Just for future reference, his "grades" are:
1st: "Gentle-strength paraconsistency" (you reject the principle that anything follows from a contradiction)
2nd: "Full-strength paraconsistency" (you think there some inconsistent but interesting, non-trivial theories)
3rd: "Industrial-strength paraconsistency" (some of those theories may be true)
4th: "Dialetheism" (some of those theories *are* true)
Standard apologetics for the usefulness of paraconsistent logic often include historical examples of inconsistent but non-silly theories. It generally goes something like this. "Impressive Scientist X believed P and he also believed Theory Q, and he knew that Theory Q entails that not-P, but he didn't derive just any claim R, so the underlying logic he was using was clearly not classical."
Now, on the face of it the only sort of explosive logical rule that this situation would be any kind of challenge to would be a claim in the language of epistemic logic that Bxp & Bx~p entailed Bxq for any q. [Of course, (Bxp & Bx~p) is not a contradiction. Only (Bxp & ~Bxp) would be a contradiction.]
Sadly, this has nothing to do with what the historical examples are there for. The historical claim here is not that according to any sort of classical logic, it should follow from Scientist X believing P and ~P that Scientist X will believe that Q for any Q. Rather, the point is that if Scientist X believes that P and he believes that ~P, then classical logic would give him permission to draw the conclusion that Q. The fact that he never exercised this privilege is then seen as evidence that he was (albeit unconsciously, when we're talking about figures who predated the development of paraconsistent logic) operating according to paraconsistent rules of inference in which there are strict limits on what you can derive from a contradiction.
Now, I have severe doubts about the very idea that either scientific practices (or, worse yet, as is sometimes claimed, natural languages) have "underlying logics," but for the moment I'm going to put that to one side.
Instead, let's go for a simple analogy.
Einstein believed in the Special Theory of Relativity.
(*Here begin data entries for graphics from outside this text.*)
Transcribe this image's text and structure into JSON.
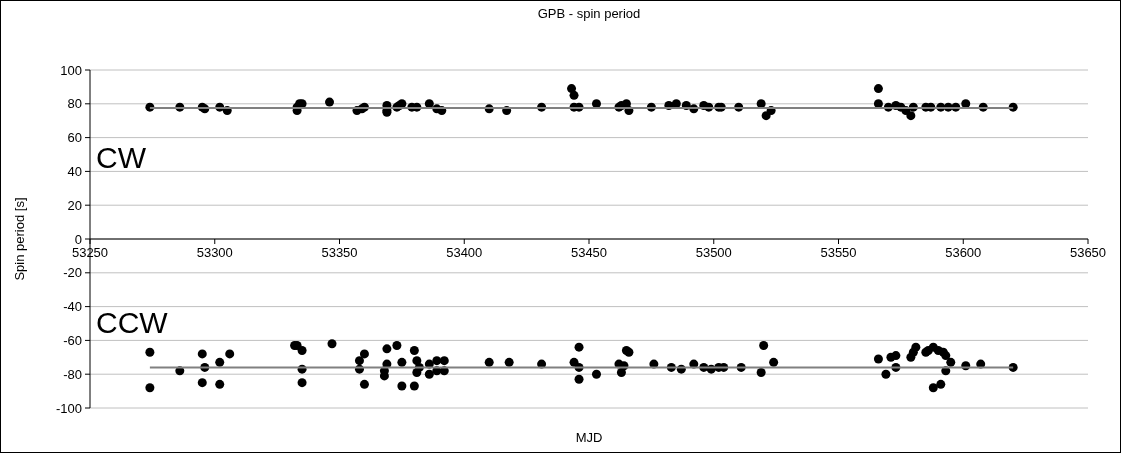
{
  "chart_data": {
    "type": "scatter",
    "title": "GPB - spin period",
    "xlabel": "MJD",
    "ylabel": "Spin period [s]",
    "annotations": [
      "CW",
      "CCW"
    ],
    "xlim": [
      53250,
      53650
    ],
    "xticks": [
      53250,
      53300,
      53350,
      53400,
      53450,
      53500,
      53550,
      53600,
      53650
    ],
    "ylim": [
      -100,
      100
    ],
    "yticks": [
      -100,
      -80,
      -60,
      -40,
      -20,
      0,
      20,
      40,
      60,
      80,
      100
    ],
    "grid": "y",
    "marker": "circle",
    "series": [
      {
        "color": "#000000",
        "x": [
          53274,
          53286,
          53295,
          53296,
          53302,
          53305,
          53333,
          53333,
          53334,
          53335,
          53346,
          53357,
          53359,
          53360,
          53369,
          53369,
          53369,
          53373,
          53374,
          53375,
          53379,
          53381,
          53386,
          53389,
          53391,
          53410,
          53417,
          53431,
          53443,
          53444,
          53444,
          53446,
          53453,
          53462,
          53463,
          53465,
          53466,
          53475,
          53482,
          53485,
          53489,
          53492,
          53496,
          53498,
          53502,
          53503,
          53510,
          53519,
          53521,
          53523,
          53566,
          53566,
          53570,
          53573,
          53575,
          53577,
          53579,
          53580,
          53585,
          53587,
          53591,
          53594,
          53597,
          53601,
          53608,
          53620
        ],
        "values": [
          78,
          78,
          78,
          77,
          78,
          76,
          76,
          78,
          80,
          80,
          81,
          76,
          77,
          78,
          79,
          76,
          75,
          78,
          79,
          80,
          78,
          78,
          80,
          77,
          76,
          77,
          76,
          78,
          89,
          85,
          78,
          78,
          80,
          78,
          79,
          80,
          76,
          78,
          79,
          80,
          79,
          77,
          79,
          78,
          78,
          78,
          78,
          80,
          73,
          76,
          89,
          80,
          78,
          79,
          78,
          76,
          73,
          78,
          78,
          78,
          78,
          78,
          78,
          80,
          78,
          78
        ]
      },
      {
        "color": "#000000",
        "x": [
          53274,
          53274,
          53286,
          53295,
          53296,
          53295,
          53302,
          53302,
          53306,
          53332,
          53333,
          53335,
          53335,
          53335,
          53347,
          53358,
          53358,
          53360,
          53360,
          53369,
          53369,
          53368,
          53368,
          53373,
          53375,
          53375,
          53380,
          53381,
          53380,
          53382,
          53381,
          53386,
          53386,
          53389,
          53389,
          53392,
          53392,
          53410,
          53418,
          53431,
          53446,
          53444,
          53446,
          53446,
          53453,
          53462,
          53464,
          53463,
          53465,
          53466,
          53476,
          53483,
          53487,
          53492,
          53496,
          53499,
          53502,
          53504,
          53511,
          53519,
          53520,
          53524,
          53566,
          53569,
          53571,
          53573,
          53573,
          53579,
          53580,
          53581,
          53585,
          53586,
          53588,
          53590,
          53592,
          53593,
          53595,
          53593,
          53588,
          53591,
          53601,
          53607,
          53620
        ],
        "values": [
          -67,
          -88,
          -78,
          -68,
          -76,
          -85,
          -73,
          -86,
          -68,
          -63,
          -63,
          -66,
          -77,
          -85,
          -62,
          -72,
          -77,
          -68,
          -86,
          -65,
          -74,
          -78,
          -81,
          -63,
          -73,
          -87,
          -66,
          -72,
          -87,
          -76,
          -79,
          -74,
          -80,
          -72,
          -78,
          -72,
          -78,
          -73,
          -73,
          -74,
          -64,
          -73,
          -76,
          -83,
          -80,
          -74,
          -75,
          -79,
          -66,
          -67,
          -74,
          -76,
          -77,
          -74,
          -76,
          -77,
          -76,
          -76,
          -76,
          -79,
          -63,
          -73,
          -71,
          -80,
          -70,
          -76,
          -69,
          -70,
          -67,
          -64,
          -67,
          -66,
          -64,
          -66,
          -67,
          -69,
          -73,
          -78,
          -88,
          -86,
          -75,
          -74,
          -76
        ]
      },
      {
        "type": "line",
        "marker": "none",
        "color": "#808080",
        "x": [
          53274,
          53620
        ],
        "values": [
          77.5,
          77.5
        ]
      },
      {
        "type": "line",
        "marker": "none",
        "color": "#808080",
        "x": [
          53274,
          53620
        ],
        "values": [
          -76,
          -76
        ]
      }
    ]
  }
}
Einstein never drew the conclusion that "if it is not the case that it is not the case that it is not the case that it is not the case that it is not the case that the Special Theory of Relativity is true, then it is not the case that it is not the case that it is not the case that it is not the case either that Hitler won World War II or that the national flag of Australia is a pirate flag containing a jewel, that, under magnification, is revealed to be a detailed map of the surface of Mars with an X marking the spot where Elvis has high tea every afternoon at four with the Mad Hatter and a ghostly semi-physical representative of the Hegelian world-spirit."
According to classical logic, the entire quoted claim is entailed by the truth of the Special Theory of Relativity. (Unless, of course, I slipped up while counting the number of negations.) If the STR is true then it follows that if you put an odd number of negation signs in front of the proposition that it is true, you have a false claim, and any conditional statement with a false antecedent is true, regardless of whether the consequent is true or false.
...so Einstein never drew that conclusion, or any of the infinite number of other similar conclusions classical logic would have given him permission to draw. Does it therefore follow that his "underlying logic" must have been some alternative non-classical logic, where strict rules are in place to reign in the sorts of consequents that can be put on these conditionals?